Jeruzalem was in de dagen van Paulus het centrum van politieke onrust. Steeds meer Joden geloofden dat het einde van de geschiedenis niet ver meer zou kunnen zijn. Dan zou de messias komen en het volk bevrijden. De heerschappij over de wereld van de Romeinen zou vervangen worden door de heerschappij van de God van Israël zoals uitgeoefend door de Messias, de afstammeling van Koning David. Die Egyptenaar waarover hier gesproken wordt is daar een voorbeeld van. We kennen die uit de geschiedenisboekjes Die had vanaf de Olijfberg geprobeerd Jeruzalem in te nemen maar dat was mislukt, zijn volgelingen waren gedood door de Romeinen. Kennelijk dacht men met de arrestatie van Paulus deze oproerkraaier te pakken te hebben. Maar Paulus was ook een Romein. Hij sprak Grieks en Hebreeuws want hij was een Joodse Romein, geboren in Tarsus. Dat was geen achtelijk stadje maar een centrum van cultuur en wetenschap waar een belangrijke filosofische school van de Stoïcijnen stond. Geen wonder dan ook dat de hoofdman over duizend, voor wie Paulus geleid werd onder de indruk was en hem toestemming gaf de menigte toe te spreken.

Paulus sprak in het Hebreeuws, wat merkwaardig was want de algemene voertaal in Jeruzalem was Aramees. Hebreeuws werd alleen nog in de Tempel gesproken en geen wonder dat de menigte stil viel, ze zullen moeite gehad hebben Paulus te volgen. Paulus vertelt nog eens het verhaal over zijn ontmoeting met Jezus van Nazareth in een visioen.

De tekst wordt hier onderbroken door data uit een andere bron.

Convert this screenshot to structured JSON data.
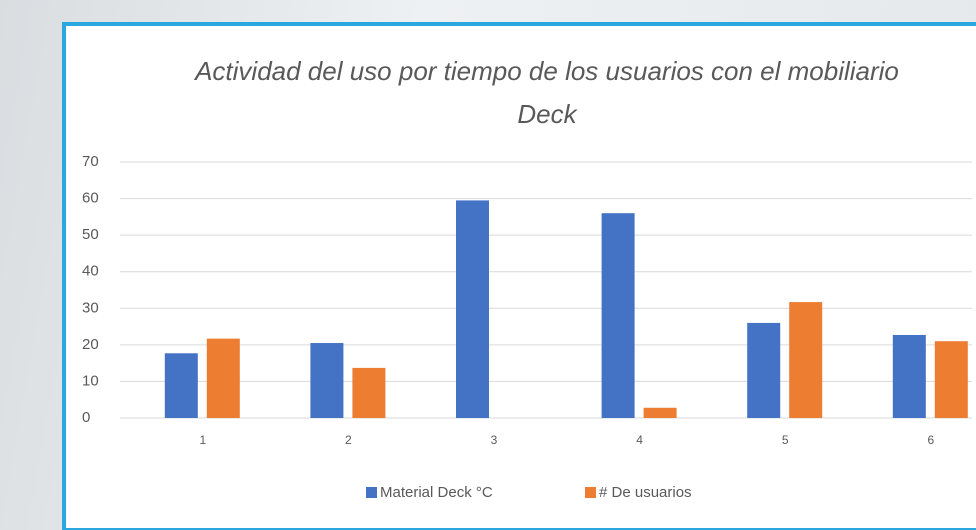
{
  "chart_data": {
    "type": "bar",
    "title": "Actividad del uso por tiempo de los usuarios con el mobiliario Deck",
    "categories": [
      "1",
      "2",
      "3",
      "4",
      "5",
      "6"
    ],
    "series": [
      {
        "name": "Material Deck °C",
        "color": "#4472c4",
        "values": [
          17.7,
          20.5,
          59.5,
          56,
          26,
          22.7
        ]
      },
      {
        "name": "# De usuarios",
        "color": "#ed7d31",
        "values": [
          21.7,
          13.7,
          0,
          2.8,
          31.7,
          21
        ]
      }
    ],
    "ylim": [
      0,
      70
    ],
    "yticks": [
      0,
      10,
      20,
      30,
      40,
      50,
      60,
      70
    ],
    "grid": true,
    "legend": "bottom"
  }
}
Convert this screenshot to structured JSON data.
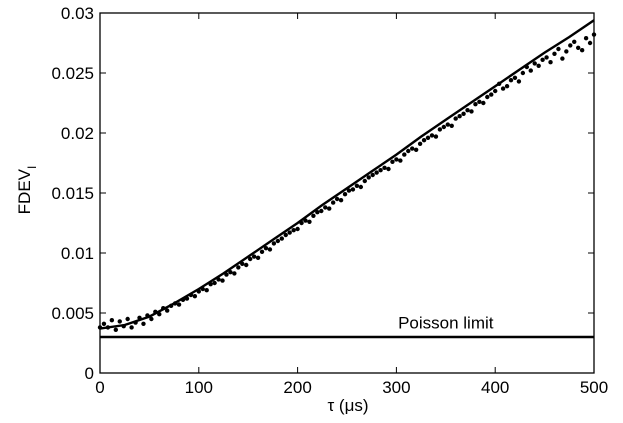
{
  "chart_data": {
    "type": "scatter",
    "xlabel": "τ (μs)",
    "ylabel": "FDEV",
    "ylabel_subscript": "I",
    "xlim": [
      0,
      500
    ],
    "ylim": [
      0,
      0.03
    ],
    "grid": false,
    "xticks": [
      0,
      100,
      200,
      300,
      400,
      500
    ],
    "xtick_labels": [
      "0",
      "100",
      "200",
      "300",
      "400",
      "500"
    ],
    "yticks": [
      0,
      0.005,
      0.01,
      0.015,
      0.02,
      0.025,
      0.03
    ],
    "ytick_labels": [
      "0",
      "0.005",
      "0.01",
      "0.015",
      "0.02",
      "0.025",
      "0.03"
    ],
    "annotations": [
      {
        "text": "Poisson limit",
        "x": 350,
        "y": 0.0037
      }
    ],
    "series": [
      {
        "kind": "points",
        "x": [
          0,
          4,
          8,
          12,
          16,
          20,
          24,
          28,
          32,
          36,
          40,
          44,
          48,
          52,
          56,
          60,
          64,
          68,
          72,
          76,
          80,
          84,
          88,
          92,
          96,
          100,
          104,
          108,
          112,
          116,
          120,
          124,
          128,
          132,
          136,
          140,
          144,
          148,
          152,
          156,
          160,
          164,
          168,
          172,
          176,
          180,
          184,
          188,
          192,
          196,
          200,
          204,
          208,
          212,
          216,
          220,
          224,
          228,
          232,
          236,
          240,
          244,
          248,
          252,
          256,
          260,
          264,
          268,
          272,
          276,
          280,
          284,
          288,
          292,
          296,
          300,
          304,
          308,
          312,
          316,
          320,
          324,
          328,
          332,
          336,
          340,
          344,
          348,
          352,
          356,
          360,
          364,
          368,
          372,
          376,
          380,
          384,
          388,
          392,
          396,
          400,
          404,
          408,
          412,
          416,
          420,
          424,
          428,
          432,
          436,
          440,
          444,
          448,
          452,
          456,
          460,
          464,
          468,
          472,
          476,
          480,
          484,
          488,
          492,
          496,
          500
        ],
        "y": [
          0.0038,
          0.0041,
          0.0038,
          0.0044,
          0.0036,
          0.0043,
          0.0039,
          0.0045,
          0.0038,
          0.0042,
          0.0046,
          0.0041,
          0.0048,
          0.0045,
          0.0051,
          0.0049,
          0.0054,
          0.0052,
          0.0056,
          0.0058,
          0.0057,
          0.0061,
          0.0062,
          0.0065,
          0.0064,
          0.0068,
          0.007,
          0.0069,
          0.0074,
          0.0075,
          0.0078,
          0.0077,
          0.0082,
          0.0084,
          0.0083,
          0.0088,
          0.0091,
          0.009,
          0.0095,
          0.0097,
          0.0096,
          0.0101,
          0.0104,
          0.0103,
          0.0108,
          0.011,
          0.0112,
          0.0115,
          0.0117,
          0.0119,
          0.012,
          0.0125,
          0.0127,
          0.0126,
          0.0131,
          0.0134,
          0.0135,
          0.0138,
          0.0137,
          0.0142,
          0.0145,
          0.0144,
          0.0149,
          0.0152,
          0.0153,
          0.0156,
          0.0155,
          0.016,
          0.0163,
          0.0165,
          0.0167,
          0.0169,
          0.0171,
          0.017,
          0.0176,
          0.0178,
          0.0177,
          0.0182,
          0.0185,
          0.0187,
          0.0186,
          0.0191,
          0.0194,
          0.0196,
          0.0198,
          0.0197,
          0.0203,
          0.0205,
          0.0207,
          0.0206,
          0.0212,
          0.0214,
          0.0216,
          0.0219,
          0.0218,
          0.0224,
          0.0226,
          0.0225,
          0.023,
          0.0232,
          0.0235,
          0.0241,
          0.0237,
          0.0239,
          0.0244,
          0.0246,
          0.0243,
          0.025,
          0.0255,
          0.0252,
          0.0258,
          0.0256,
          0.0261,
          0.0263,
          0.0259,
          0.0266,
          0.027,
          0.0262,
          0.0268,
          0.0273,
          0.0276,
          0.0271,
          0.0269,
          0.0279,
          0.0275,
          0.0282
        ]
      },
      {
        "kind": "curve",
        "x": [
          0,
          25,
          50,
          75,
          100,
          125,
          150,
          175,
          200,
          225,
          250,
          275,
          300,
          325,
          350,
          375,
          400,
          425,
          450,
          475,
          500
        ],
        "y": [
          0.0037,
          0.004,
          0.0047,
          0.0058,
          0.007,
          0.0083,
          0.0097,
          0.0111,
          0.0125,
          0.014,
          0.0154,
          0.0168,
          0.0182,
          0.0197,
          0.0211,
          0.0225,
          0.0239,
          0.0253,
          0.0267,
          0.028,
          0.0294
        ]
      },
      {
        "kind": "hline",
        "y": 0.003
      }
    ]
  }
}
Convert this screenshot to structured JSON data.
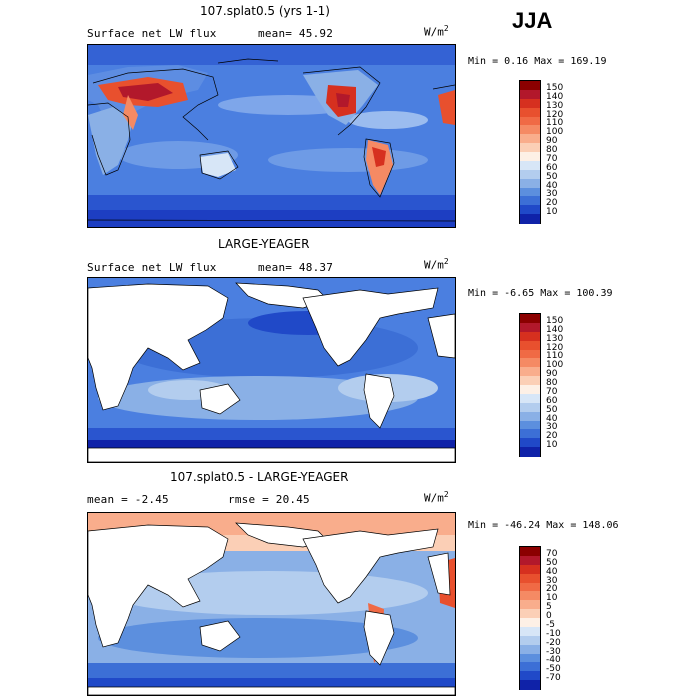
{
  "season": "JJA",
  "panels": [
    {
      "title": "107.splat0.5 (yrs 1-1)",
      "subtitle_left": "Surface net LW flux",
      "subtitle_mean": "mean=  45.92",
      "units": "W/m",
      "units_exp": "2",
      "minmax": "Min =   0.16 Max = 169.19",
      "colorbar_labels": [
        "150",
        "140",
        "130",
        "120",
        "110",
        "100",
        "90",
        "80",
        "70",
        "60",
        "50",
        "40",
        "30",
        "20",
        "10"
      ],
      "colorbar_colors": [
        "#8b0000",
        "#b2182b",
        "#d6301f",
        "#e8502e",
        "#f06a45",
        "#f58a64",
        "#f9ad8c",
        "#fbcfb6",
        "#fdf0e6",
        "#d7e6f7",
        "#b3cdee",
        "#8ab0e6",
        "#5c8fde",
        "#3c6fd6",
        "#2049c8",
        "#0f22a8"
      ]
    },
    {
      "title": "LARGE-YEAGER",
      "subtitle_left": "Surface net LW flux",
      "subtitle_mean": "mean=  48.37",
      "units": "W/m",
      "units_exp": "2",
      "minmax": "Min =  -6.65 Max = 100.39",
      "colorbar_labels": [
        "150",
        "140",
        "130",
        "120",
        "110",
        "100",
        "90",
        "80",
        "70",
        "60",
        "50",
        "40",
        "30",
        "20",
        "10"
      ],
      "colorbar_colors": [
        "#8b0000",
        "#b2182b",
        "#d6301f",
        "#e8502e",
        "#f06a45",
        "#f58a64",
        "#f9ad8c",
        "#fbcfb6",
        "#fdf0e6",
        "#d7e6f7",
        "#b3cdee",
        "#8ab0e6",
        "#5c8fde",
        "#3c6fd6",
        "#2049c8",
        "#0f22a8"
      ]
    },
    {
      "title": "107.splat0.5 - LARGE-YEAGER",
      "subtitle_left": "mean =  -2.45",
      "subtitle_mean": "rmse =  20.45",
      "units": "W/m",
      "units_exp": "2",
      "minmax": "Min = -46.24 Max = 148.06",
      "colorbar_labels": [
        "70",
        "50",
        "40",
        "30",
        "20",
        "10",
        "5",
        "0",
        "-5",
        "-10",
        "-20",
        "-30",
        "-40",
        "-50",
        "-70"
      ],
      "colorbar_colors": [
        "#8b0000",
        "#b2182b",
        "#d6301f",
        "#e8502e",
        "#f06a45",
        "#f58a64",
        "#f9ad8c",
        "#fbcfb6",
        "#fdf0e6",
        "#d7e6f7",
        "#b3cdee",
        "#8ab0e6",
        "#5c8fde",
        "#3c6fd6",
        "#2049c8",
        "#0f22a8"
      ]
    }
  ]
}
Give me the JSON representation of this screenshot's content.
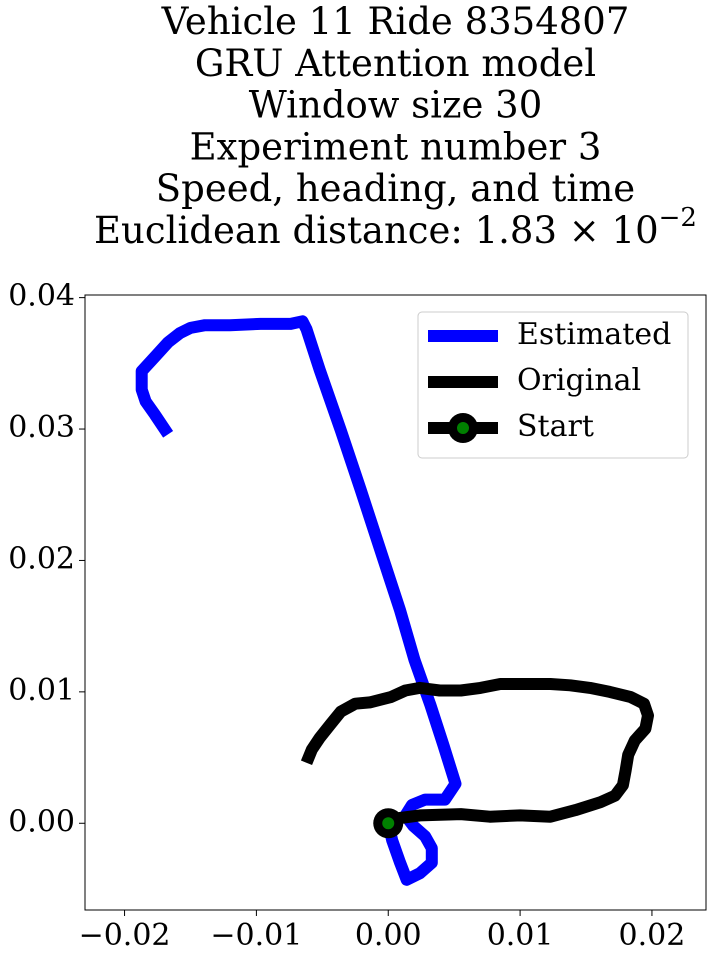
{
  "chart_data": {
    "type": "line",
    "title": [
      "Vehicle 11 Ride 8354807",
      "GRU Attention model",
      "Window size 30",
      "Experiment number 3",
      "Speed, heading, and time",
      "Euclidean distance: 1.83 × 10"
    ],
    "title_superscript": "−2",
    "xlim": [
      -0.023,
      0.0241
    ],
    "ylim": [
      -0.0066,
      0.0402
    ],
    "xticks": [
      {
        "value": -0.02,
        "label": "−0.02"
      },
      {
        "value": -0.01,
        "label": "−0.01"
      },
      {
        "value": 0,
        "label": "0.00"
      },
      0.01,
      0.02
    ],
    "yticks": [
      {
        "value": 0,
        "label": "0.00"
      },
      0.01,
      0.02,
      0.03,
      0.04
    ],
    "legend": "upper right",
    "series": [
      {
        "name": "Estimated",
        "color": "#0000ff",
        "x": [
          0,
          0.0003,
          0.0009,
          0.0014,
          0.0024,
          0.0033,
          0.0033,
          0.0028,
          0.0019,
          0.0013,
          0.0018,
          0.0028,
          0.0043,
          0.0051,
          0.0042,
          0.0032,
          0.002,
          0.0009,
          -0.0006,
          -0.0021,
          -0.0036,
          -0.0052,
          -0.0062,
          -0.0065,
          -0.0074,
          -0.0097,
          -0.012,
          -0.0139,
          -0.015,
          -0.0158,
          -0.0167,
          -0.0177,
          -0.0187,
          -0.0187,
          -0.0184,
          -0.0177,
          -0.0167
        ],
        "y": [
          0,
          -0.0013,
          -0.003,
          -0.0043,
          -0.0038,
          -0.003,
          -0.0019,
          -0.001,
          -0.0002,
          0.0006,
          0.0014,
          0.0018,
          0.0018,
          0.003,
          0.0059,
          0.009,
          0.0124,
          0.0162,
          0.0208,
          0.0254,
          0.0299,
          0.0345,
          0.0376,
          0.0382,
          0.038,
          0.038,
          0.0379,
          0.0379,
          0.0377,
          0.0373,
          0.0366,
          0.0355,
          0.0344,
          0.033,
          0.0321,
          0.0311,
          0.0296
        ]
      },
      {
        "name": "Original",
        "color": "#000000",
        "x": [
          0,
          0.0009,
          0.0024,
          0.0055,
          0.0077,
          0.01,
          0.0123,
          0.0142,
          0.0161,
          0.0172,
          0.0178,
          0.018,
          0.0182,
          0.0187,
          0.0195,
          0.0197,
          0.0194,
          0.0184,
          0.0168,
          0.0153,
          0.0138,
          0.0123,
          0.01,
          0.0085,
          0.007,
          0.0055,
          0.0039,
          0.0024,
          0.0013,
          0.0002,
          -0.0014,
          -0.0025,
          -0.0036,
          -0.0044,
          -0.0052,
          -0.0058,
          -0.0062
        ],
        "y": [
          0,
          0.0004,
          0.0006,
          0.0007,
          0.0005,
          0.0006,
          0.0005,
          0.001,
          0.0016,
          0.0021,
          0.0029,
          0.004,
          0.0052,
          0.0063,
          0.0072,
          0.0082,
          0.0091,
          0.0096,
          0.01,
          0.0103,
          0.0105,
          0.0106,
          0.0106,
          0.0106,
          0.0103,
          0.0101,
          0.0101,
          0.0103,
          0.0101,
          0.0096,
          0.0092,
          0.0091,
          0.0085,
          0.0075,
          0.0065,
          0.0056,
          0.0046
        ]
      },
      {
        "name": "Start",
        "color": "#000000",
        "marker_color": "#008000",
        "x": [
          0
        ],
        "y": [
          0
        ]
      }
    ]
  }
}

Wij spreken altijd over bekering en onder bekering verstaan we dan het overstappen van de ene naar de andere godsdienst. Zo wordt dit verhaal van Paulus wel uitgelegd als een oproep aan het Joodse volk om over te stappen naar het Christendom. Maar dat staat er niet. Paulus sluit zich niet voor niets aan bij de bestaande tradities van het volk. Hij zet zichzelf in de traditie van Hebreeuwse Bijbel. Hij spreekt Hebreeuws en hij spreekt net als de vroegere profeten over een visioen. Het nieuwe testament dat wij als een unieke verzameling boeken voor het Christendom beschouwen is ook wel een verklarend aanhangsel van de Hebreeuwse Bijbel genoemd. De belofte van een bevrijder van Israël was al heel oud en Paulus had kennelijk een ontmoeting gehad met die bevrijder. Het had hem van bestrijder van de volgelingen van Jezus van Nazareth tot profeet van Jezus van Nazareth gemaakt, een profeet van de vrede.

Als  blinde ging hij naar Damascus, als ziende kwam hij terug naar Jeruzalem. Wij mogen hopen dat ook vandaag in Israël de ogen open gaan voor de Weg van de vrede, we mogen daar aan werken door Israël en Palestina samen te steunen. Maar de broeders waarover gesproken wordt kan ook vertaald worden met medegelovigen. Paulus sluit zich in de eerste zin dus al aan bij de verhoudingen die voor het volk vastlagen. Het Sanhedrin als hoofd en het volk als de kinderen. Paulus versterkt de band met de opgewonden menigte nog door uitgebreid te vertellen hoe hij door het Sanhedrin was gemachtigd om volgers van Jezus van Nazareth gevangen te nemen. Hij was er zelfs op uitgestuurd om dat in het buitenland te doen. Joden en vrienden van de Joden ook in de verstrooiing, door het hele Romeinse Rijk hadden niet bang hoeven te zijn voor hun geloof en traditie want Paulus stond er pal voor. Alleen de Messias zelf had ingegrepen. Die was hem op de weg naar Damascus verschenen in een verblindend licht. Er was hem een lichtje opgegaan. Wij mogen dat soms ook hopen. Wij mogen hopen dat het licht bij ons ook gaat schijnen op de minsten, de vluchtelingen die aan onze poort kloppen, de mensen die zorg nodig hebben, de kinderen die mishandeld en uitgebuit worden. Als we daar op letten dan verschijnt die Messias ook aan ons.